In order to investigate the mechanism of endogenous endotoxemia (that is, endotoxemia observed in the absence of infection) in patients with liver cirrhosis, the concentration of endotoxin in the portal (PO-Et) and peripheral blood (PE-Et) from fifty three patients undergoing abdominal surgery was simultaneously measured by a quantitative endotoxin assay.

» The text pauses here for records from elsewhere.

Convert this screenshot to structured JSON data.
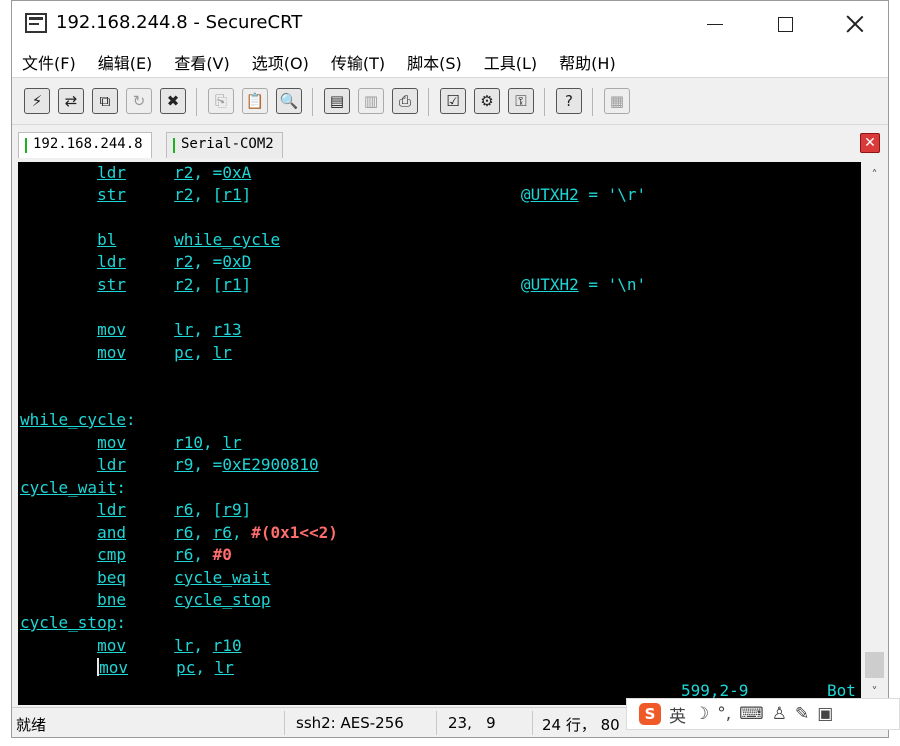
{
  "window": {
    "title": "192.168.244.8 - SecureCRT"
  },
  "menu": [
    "文件(F)",
    "编辑(E)",
    "查看(V)",
    "选项(O)",
    "传输(T)",
    "脚本(S)",
    "工具(L)",
    "帮助(H)"
  ],
  "toolbar": {
    "items": [
      {
        "name": "quick-connect-icon",
        "glyph": "⚡",
        "dim": false
      },
      {
        "name": "connect-icon",
        "glyph": "⇄",
        "dim": false
      },
      {
        "name": "connect-in-tab-icon",
        "glyph": "⧉",
        "dim": false
      },
      {
        "name": "reconnect-icon",
        "glyph": "↻",
        "dim": true
      },
      {
        "name": "disconnect-icon",
        "glyph": "✖",
        "dim": false
      },
      {
        "name": "copy-icon",
        "glyph": "⎘",
        "dim": true
      },
      {
        "name": "paste-icon",
        "glyph": "📋",
        "dim": true
      },
      {
        "name": "find-icon",
        "glyph": "🔍",
        "dim": false
      },
      {
        "name": "print-setup-icon",
        "glyph": "▤",
        "dim": false
      },
      {
        "name": "print-selection-icon",
        "glyph": "▥",
        "dim": true
      },
      {
        "name": "print-icon",
        "glyph": "⎙",
        "dim": false
      },
      {
        "name": "session-options-icon",
        "glyph": "☑",
        "dim": false
      },
      {
        "name": "global-options-icon",
        "glyph": "⚙",
        "dim": false
      },
      {
        "name": "keymap-icon",
        "glyph": "⚿",
        "dim": false
      },
      {
        "name": "help-icon",
        "glyph": "?",
        "dim": false
      },
      {
        "name": "sftp-icon",
        "glyph": "▦",
        "dim": true
      }
    ]
  },
  "tabs": [
    {
      "label": "192.168.244.8",
      "active": true
    },
    {
      "label": "Serial-COM2",
      "active": false
    }
  ],
  "tab_close_glyph": "✕",
  "terminal": {
    "lines": [
      "        ldr     r2, =0xA",
      "        str     r2, [r1]                            @UTXH2 = '\\r'",
      "",
      "        bl      while_cycle",
      "        ldr     r2, =0xD",
      "        str     r2, [r1]                            @UTXH2 = '\\n'",
      "",
      "        mov     lr, r13",
      "        mov     pc, lr",
      "",
      "",
      "while_cycle:",
      "        mov     r10, lr",
      "        ldr     r9, =0xE2900810",
      "cycle_wait:",
      "        ldr     r6, [r9]",
      "        and     r6, r6, #(0x1<<2)",
      "        cmp     r6, #0",
      "        beq     cycle_wait",
      "        bne     cycle_stop",
      "cycle_stop:",
      "        mov     lr, r10",
      "        mov     pc, lr"
    ],
    "position": "599,2-9",
    "scroll": "Bot"
  },
  "status": {
    "ready": "就绪",
    "protocol": "ssh2: AES-256",
    "cursor_pos": "23,   9",
    "size": "24 行， 80"
  },
  "ime": {
    "logo": "S",
    "items": [
      {
        "name": "ime-language-icon",
        "glyph": "英"
      },
      {
        "name": "ime-moon-icon",
        "glyph": "☽"
      },
      {
        "name": "ime-punctuation-icon",
        "glyph": "°,"
      },
      {
        "name": "ime-keyboard-icon",
        "glyph": "⌨"
      },
      {
        "name": "ime-user-icon",
        "glyph": "♙"
      },
      {
        "name": "ime-tools-icon",
        "glyph": "✎"
      },
      {
        "name": "ime-skin-icon",
        "glyph": "▣"
      }
    ]
  }
}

The PE-Et of the patients with liver cirrhosis (19.8 +/- 20.2 pg/ml, n = 23) was significantly elevated, when compared with that of the patients without liver cirrhosis (9.2 +/- 5.1 pg/ml, n = 30), and was close to the normal range of PE-Et obtained from thirty healthy volunteers (7.2 +/- 4.1 pg/ml, n = 30). The PO-Et was also higher in the patients with liver cirrhosis than in the patients without liver cirrhosis. Moreover, PO-Et was significantly higher than PE-Et in all the patients (p less than 0.05). The per cent difference in the endotoxin concentration between the portal and peripheral blood (percentage of delta Et) was significantly decreased in the cirrhotic patients, especially in those with esophageal varices, which was well correlated with the phagocytic activity of the reticuloendothelial system (RES) determined by the clearance of iron colloid. The endogenous endotoxemia is thus likely to be due to the impaired clearance of endogenous endotoxin in portal blood, resulting from both the decreased phagocytic activity of RES in the liver and the coexisting porta-systemic bypass.